Chapter Two

“Such a shame,” Aunt Georgiana said, watching Eleanor’s pen move across the page, “that accomplishments rarely help a woman in your position.”

Eleanor did not pause in her writing. She had learnt, over the years, that pausing invited elaboration, and Aunt Georgiana required very little encouragement to elaborate upon Eleanor’s circumstances—which were, depending upon the day and her aunt’s temper, either pitiable, regrettable, or a cautionary tale for young ladies who neglect their complexions.

“I find them useful enough,” Eleanor replied, keeping her voice mild. Mildness was armour. Mildness was invisibility. Mildness was the tone of a woman who had long since ceased to expect kindness, and was therefore no longer wounded by its absence.

“Useful, yes. But usefulness is not the same as advantage, is it?” Aunt Georgiana settled herself more deeply into the drawing room’s best chair—the one Eleanor was never invited to occupy—and adjusted her shawl with the air of a woman preparing to dispense wisdom.

“Your dear mother—may she rest in peace—was the most beautiful woman in three counties. And what did it avail her? A modest marriage, a fading reputation, and an early grave.”

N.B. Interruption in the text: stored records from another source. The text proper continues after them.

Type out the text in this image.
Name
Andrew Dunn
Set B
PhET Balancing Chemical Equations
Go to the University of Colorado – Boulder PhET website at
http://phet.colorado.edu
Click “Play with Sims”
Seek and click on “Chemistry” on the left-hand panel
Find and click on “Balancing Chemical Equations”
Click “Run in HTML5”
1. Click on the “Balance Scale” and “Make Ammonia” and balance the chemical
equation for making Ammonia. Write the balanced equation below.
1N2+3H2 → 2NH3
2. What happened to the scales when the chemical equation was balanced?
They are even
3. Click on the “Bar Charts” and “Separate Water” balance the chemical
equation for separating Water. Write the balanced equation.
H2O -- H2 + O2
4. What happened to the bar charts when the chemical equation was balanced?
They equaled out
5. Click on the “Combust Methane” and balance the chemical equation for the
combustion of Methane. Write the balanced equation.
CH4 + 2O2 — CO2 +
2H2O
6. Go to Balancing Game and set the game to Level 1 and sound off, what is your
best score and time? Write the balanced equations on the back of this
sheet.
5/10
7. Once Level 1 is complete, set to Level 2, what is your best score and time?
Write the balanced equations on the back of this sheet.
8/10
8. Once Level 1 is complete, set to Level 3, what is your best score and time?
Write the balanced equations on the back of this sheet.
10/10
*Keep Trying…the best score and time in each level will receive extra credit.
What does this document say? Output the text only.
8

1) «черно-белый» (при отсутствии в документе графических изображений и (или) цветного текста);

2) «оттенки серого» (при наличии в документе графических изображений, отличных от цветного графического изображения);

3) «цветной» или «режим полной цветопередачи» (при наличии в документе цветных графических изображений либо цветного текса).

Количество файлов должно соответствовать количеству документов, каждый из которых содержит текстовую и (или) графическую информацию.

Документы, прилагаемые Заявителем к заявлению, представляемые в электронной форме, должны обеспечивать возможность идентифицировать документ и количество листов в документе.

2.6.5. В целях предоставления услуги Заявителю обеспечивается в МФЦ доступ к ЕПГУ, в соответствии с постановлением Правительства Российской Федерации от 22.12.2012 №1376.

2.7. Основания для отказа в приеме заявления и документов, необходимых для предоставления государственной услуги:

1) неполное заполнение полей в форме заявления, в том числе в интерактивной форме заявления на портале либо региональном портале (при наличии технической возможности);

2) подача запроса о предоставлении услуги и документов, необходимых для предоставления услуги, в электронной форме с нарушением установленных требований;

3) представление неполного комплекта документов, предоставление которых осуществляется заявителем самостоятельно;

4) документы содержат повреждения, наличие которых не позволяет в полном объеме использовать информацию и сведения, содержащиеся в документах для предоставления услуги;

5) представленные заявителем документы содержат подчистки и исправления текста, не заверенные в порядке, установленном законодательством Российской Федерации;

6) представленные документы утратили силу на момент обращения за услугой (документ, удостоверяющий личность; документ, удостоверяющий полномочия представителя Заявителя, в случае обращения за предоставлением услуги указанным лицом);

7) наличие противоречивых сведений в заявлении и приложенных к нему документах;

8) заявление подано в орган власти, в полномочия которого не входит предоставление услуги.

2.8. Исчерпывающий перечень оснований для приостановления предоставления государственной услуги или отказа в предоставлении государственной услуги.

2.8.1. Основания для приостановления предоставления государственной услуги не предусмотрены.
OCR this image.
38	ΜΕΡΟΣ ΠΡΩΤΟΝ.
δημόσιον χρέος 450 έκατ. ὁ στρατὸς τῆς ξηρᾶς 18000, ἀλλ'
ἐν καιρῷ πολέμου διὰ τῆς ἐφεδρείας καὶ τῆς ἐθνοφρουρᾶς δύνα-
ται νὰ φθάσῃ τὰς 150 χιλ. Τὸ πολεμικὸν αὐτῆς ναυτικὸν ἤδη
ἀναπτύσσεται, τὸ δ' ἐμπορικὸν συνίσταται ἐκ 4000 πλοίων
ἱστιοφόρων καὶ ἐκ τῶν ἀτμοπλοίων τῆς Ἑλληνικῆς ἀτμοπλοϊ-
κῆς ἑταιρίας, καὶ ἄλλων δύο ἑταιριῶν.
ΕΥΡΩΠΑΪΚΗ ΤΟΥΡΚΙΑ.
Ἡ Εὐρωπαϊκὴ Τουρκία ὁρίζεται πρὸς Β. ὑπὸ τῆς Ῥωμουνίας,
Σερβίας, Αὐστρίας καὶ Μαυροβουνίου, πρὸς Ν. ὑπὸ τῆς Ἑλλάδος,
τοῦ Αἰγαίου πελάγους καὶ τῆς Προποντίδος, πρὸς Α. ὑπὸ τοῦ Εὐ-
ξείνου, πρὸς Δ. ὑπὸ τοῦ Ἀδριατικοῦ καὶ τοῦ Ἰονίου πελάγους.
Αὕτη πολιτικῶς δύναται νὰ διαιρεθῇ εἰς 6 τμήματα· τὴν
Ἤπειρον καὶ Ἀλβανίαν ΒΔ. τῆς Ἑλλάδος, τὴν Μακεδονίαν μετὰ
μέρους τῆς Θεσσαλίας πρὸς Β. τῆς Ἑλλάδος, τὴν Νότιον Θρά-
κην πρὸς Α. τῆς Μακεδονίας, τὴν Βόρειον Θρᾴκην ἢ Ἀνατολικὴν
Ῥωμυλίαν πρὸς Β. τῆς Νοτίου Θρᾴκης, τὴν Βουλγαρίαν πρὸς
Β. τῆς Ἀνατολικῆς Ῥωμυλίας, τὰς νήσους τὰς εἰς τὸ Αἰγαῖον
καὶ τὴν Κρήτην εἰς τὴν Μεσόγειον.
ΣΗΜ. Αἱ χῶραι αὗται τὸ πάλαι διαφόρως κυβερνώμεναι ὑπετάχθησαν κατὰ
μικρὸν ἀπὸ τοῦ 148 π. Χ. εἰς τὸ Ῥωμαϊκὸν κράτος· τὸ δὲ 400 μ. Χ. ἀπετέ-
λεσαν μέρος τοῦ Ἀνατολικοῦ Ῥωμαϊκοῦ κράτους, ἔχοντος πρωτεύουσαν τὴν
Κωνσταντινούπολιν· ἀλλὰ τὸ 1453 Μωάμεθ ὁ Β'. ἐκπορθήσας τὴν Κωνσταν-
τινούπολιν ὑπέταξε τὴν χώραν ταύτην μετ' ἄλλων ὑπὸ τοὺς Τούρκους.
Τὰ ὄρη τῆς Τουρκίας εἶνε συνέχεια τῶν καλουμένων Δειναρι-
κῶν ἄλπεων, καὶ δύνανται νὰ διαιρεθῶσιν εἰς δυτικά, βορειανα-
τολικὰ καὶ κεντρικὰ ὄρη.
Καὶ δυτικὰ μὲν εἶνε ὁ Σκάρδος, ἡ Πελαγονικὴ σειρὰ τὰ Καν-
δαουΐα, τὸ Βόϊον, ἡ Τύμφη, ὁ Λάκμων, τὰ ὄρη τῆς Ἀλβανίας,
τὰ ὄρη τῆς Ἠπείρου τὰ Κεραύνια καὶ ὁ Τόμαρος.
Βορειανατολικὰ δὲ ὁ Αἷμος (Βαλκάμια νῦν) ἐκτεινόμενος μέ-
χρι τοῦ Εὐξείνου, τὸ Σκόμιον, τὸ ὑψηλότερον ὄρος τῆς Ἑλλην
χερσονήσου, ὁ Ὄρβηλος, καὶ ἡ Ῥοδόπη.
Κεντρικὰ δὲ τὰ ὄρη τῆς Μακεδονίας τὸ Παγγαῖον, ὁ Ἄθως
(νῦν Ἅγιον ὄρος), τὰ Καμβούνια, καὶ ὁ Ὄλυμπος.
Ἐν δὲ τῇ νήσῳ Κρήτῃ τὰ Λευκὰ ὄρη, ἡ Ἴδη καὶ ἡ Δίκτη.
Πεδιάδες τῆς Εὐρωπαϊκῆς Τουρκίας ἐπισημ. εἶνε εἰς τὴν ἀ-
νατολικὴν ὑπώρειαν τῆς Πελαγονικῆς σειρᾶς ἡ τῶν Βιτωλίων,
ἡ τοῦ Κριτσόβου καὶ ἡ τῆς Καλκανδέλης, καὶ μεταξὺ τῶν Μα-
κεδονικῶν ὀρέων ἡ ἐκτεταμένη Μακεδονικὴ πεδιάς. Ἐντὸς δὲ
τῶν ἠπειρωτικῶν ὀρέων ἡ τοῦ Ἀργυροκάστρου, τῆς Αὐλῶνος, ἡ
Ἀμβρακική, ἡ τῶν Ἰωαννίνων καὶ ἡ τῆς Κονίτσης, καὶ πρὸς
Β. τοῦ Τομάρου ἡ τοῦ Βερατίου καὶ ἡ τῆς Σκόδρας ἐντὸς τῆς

And a daughter who learnt to be invisible, Eleanor thought. Which you would know, if you ever looked at me long enough to see.

“And you,” the aunt continued, “with all these languages and accomplishments, have fared little better. Here you remain—nine-and-twenty years old, translating correspondence for your aunt and uncle’s household like a glorified secretary.”

“I prefer to think of myself as an unglorified one,” Eleanor said. “The glorified sort charge fees.”

Aunt Georgiana blinked. Humour, in Eleanor’s experience, often produced this effect—a brief confusion, as though her aunt could not quite reconcile wit with spinsterhood.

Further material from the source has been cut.